The term "Dialectic" means "the art or practice of arriving at the truth by using conversation involving question and answer." For this unit the dialectical journal is a means of maintaining a running dialogue with the text. It can be seen as a series of conversations with the text as we read Lord of the Flies. The process is meant to help students track the changes and processes of speech communities and other themes and symbols within the novel in order to gain a better understanding of how William Golding develops these ideas. The journal can and should incorporate personal responses to the text, ideas about the themes of the novel, as well as responses to specific quotes from the text. Students should find the dialectical journal a useful way to process what they've read, to track the development of character, to prepare for group discussion, and to gather textual evidence for their final oration.

Oration

For the Greeks, the culminating exercises of a rhetorical education were practice speeches known as declamations. Similarly, at the end of this unit students will put their learning to use as they craft and deliver an oration as one of the principal characters from the novel, attempting to persuade the other boys on the island to take some form of action. Orations will be evaluated for Invention, Arrangement, Style, and Delivery (IASMAD), as well as for Arrangement, Need, Satisfaction, Visualization, and Action (ANSVA).

SOAPSTone

Rhetoric, whether crafted as a message to be written on the page or to be spoken to an audience, is most importantly about choice. Key considerations are always "Why has the author or speaker chosen to use this strategy over any other? What is the intended effect on the audience? How does this strategy help the author achieve a desired effect?" SOAPSTone (Speaker, Occasion, Audience, Purpose, Subject, Tone) is an acronym for a series of questions that students must consider to create or evaluate an argument.

Speaker

Who is the Speaker? A Speaker aims to create a particular persona. A persona, from the Greek word for mask, is the personality that the speaker projects and that from which the audience interprets. A speaker also has a real-life background though, a personal history. Both persona and personal history must be analyzed to arrive at a complete understanding of a speaker.

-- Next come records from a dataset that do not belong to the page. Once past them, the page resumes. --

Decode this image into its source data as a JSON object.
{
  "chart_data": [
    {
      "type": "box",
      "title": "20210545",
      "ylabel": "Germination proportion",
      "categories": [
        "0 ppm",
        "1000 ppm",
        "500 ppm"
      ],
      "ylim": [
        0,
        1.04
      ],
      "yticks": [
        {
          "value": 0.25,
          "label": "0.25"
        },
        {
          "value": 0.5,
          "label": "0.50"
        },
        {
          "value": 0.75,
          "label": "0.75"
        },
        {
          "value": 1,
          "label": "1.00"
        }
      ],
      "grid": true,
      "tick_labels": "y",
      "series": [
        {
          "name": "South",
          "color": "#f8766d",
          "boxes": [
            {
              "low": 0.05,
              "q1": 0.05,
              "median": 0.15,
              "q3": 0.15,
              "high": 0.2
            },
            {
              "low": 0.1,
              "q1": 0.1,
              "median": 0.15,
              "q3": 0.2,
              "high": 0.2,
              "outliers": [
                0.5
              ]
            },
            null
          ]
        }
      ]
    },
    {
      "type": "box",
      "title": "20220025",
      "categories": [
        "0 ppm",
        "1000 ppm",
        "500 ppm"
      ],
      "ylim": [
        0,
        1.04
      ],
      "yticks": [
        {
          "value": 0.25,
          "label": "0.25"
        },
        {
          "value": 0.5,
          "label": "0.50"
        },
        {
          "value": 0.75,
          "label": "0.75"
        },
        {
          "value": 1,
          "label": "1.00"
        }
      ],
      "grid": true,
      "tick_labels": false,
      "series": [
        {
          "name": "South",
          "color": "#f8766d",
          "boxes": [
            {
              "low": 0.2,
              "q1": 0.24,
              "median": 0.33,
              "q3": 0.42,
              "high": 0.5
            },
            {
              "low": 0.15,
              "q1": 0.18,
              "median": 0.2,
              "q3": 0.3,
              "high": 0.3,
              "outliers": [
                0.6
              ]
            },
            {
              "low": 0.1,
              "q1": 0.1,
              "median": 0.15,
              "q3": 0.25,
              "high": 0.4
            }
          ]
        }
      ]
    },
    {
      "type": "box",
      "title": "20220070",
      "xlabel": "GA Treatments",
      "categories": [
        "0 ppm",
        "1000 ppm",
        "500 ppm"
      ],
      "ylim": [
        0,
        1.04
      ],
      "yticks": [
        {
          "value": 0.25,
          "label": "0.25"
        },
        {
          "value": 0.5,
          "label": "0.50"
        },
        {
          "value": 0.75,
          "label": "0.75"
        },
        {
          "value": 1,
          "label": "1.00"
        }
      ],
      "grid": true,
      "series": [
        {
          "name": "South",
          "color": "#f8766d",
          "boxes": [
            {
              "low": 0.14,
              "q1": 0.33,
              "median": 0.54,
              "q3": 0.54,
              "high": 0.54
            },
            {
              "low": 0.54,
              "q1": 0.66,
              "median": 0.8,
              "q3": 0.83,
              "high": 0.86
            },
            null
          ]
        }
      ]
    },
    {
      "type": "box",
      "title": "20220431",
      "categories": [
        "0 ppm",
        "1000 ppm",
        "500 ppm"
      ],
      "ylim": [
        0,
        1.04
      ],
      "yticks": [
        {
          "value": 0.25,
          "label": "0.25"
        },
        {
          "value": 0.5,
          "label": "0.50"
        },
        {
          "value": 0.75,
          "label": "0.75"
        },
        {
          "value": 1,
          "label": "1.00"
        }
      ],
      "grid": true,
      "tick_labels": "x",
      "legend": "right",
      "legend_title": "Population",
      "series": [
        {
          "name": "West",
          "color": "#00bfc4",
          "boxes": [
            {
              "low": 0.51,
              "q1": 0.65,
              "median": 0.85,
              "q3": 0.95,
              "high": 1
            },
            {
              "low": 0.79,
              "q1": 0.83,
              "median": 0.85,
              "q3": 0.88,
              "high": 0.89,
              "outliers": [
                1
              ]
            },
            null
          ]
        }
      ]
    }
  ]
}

When considering speaker, we are determining credibility, or ethos

Occasion

What is the Occasion? Occasion is much more than simple time and place. Students should consider that rhetoric always take place within a context that influences how the speaker understands, analyzes, and generates the persona, the appeals, and the subject matter material.

Audience

Who is the Audience? Once determined, the speaker or writer appeals to the audience through the three rhetorical appeals: ethos, pathos, and logos. It is important to note that audience groups can vary drastically and can fall into multiple categories. Most audiences are not homogeneous, and so, belief and value structures may differ amongst members of the same audience. Students should consider if the speaker is trying to reach all audience members equally or whether the discourse is aimed at persuading a particular segment of the audience only.

Purpose

What is the Purpose, Intent or Aim? "A rhetor's intention is what he or she wants to happen as a result of the text, what he or she wants the audience to believe or do after hearing or reading the text. In some rhetorical situations, the rhetor knows his or her intention right from the start; in other situations, the intention becomes clear as the text evolves." 44 Purposes may be explicit or implicit.

Subject

What is the Subject? The subjects of texts are often abstract, but they can also be concrete. When looking at concrete subject matter, it often helps to "look behind" the actual issue and try to assess the speaker's worldview, philosophies, assumptions —the abstracts behind the concrete. The subject is the issue or idea/at hand, not the character or specific situation.

Tone

What is the Tone or attitude of the speaker towards his subject and audience? This is not to be confused with mood, and students often need help generating terms to describe tone.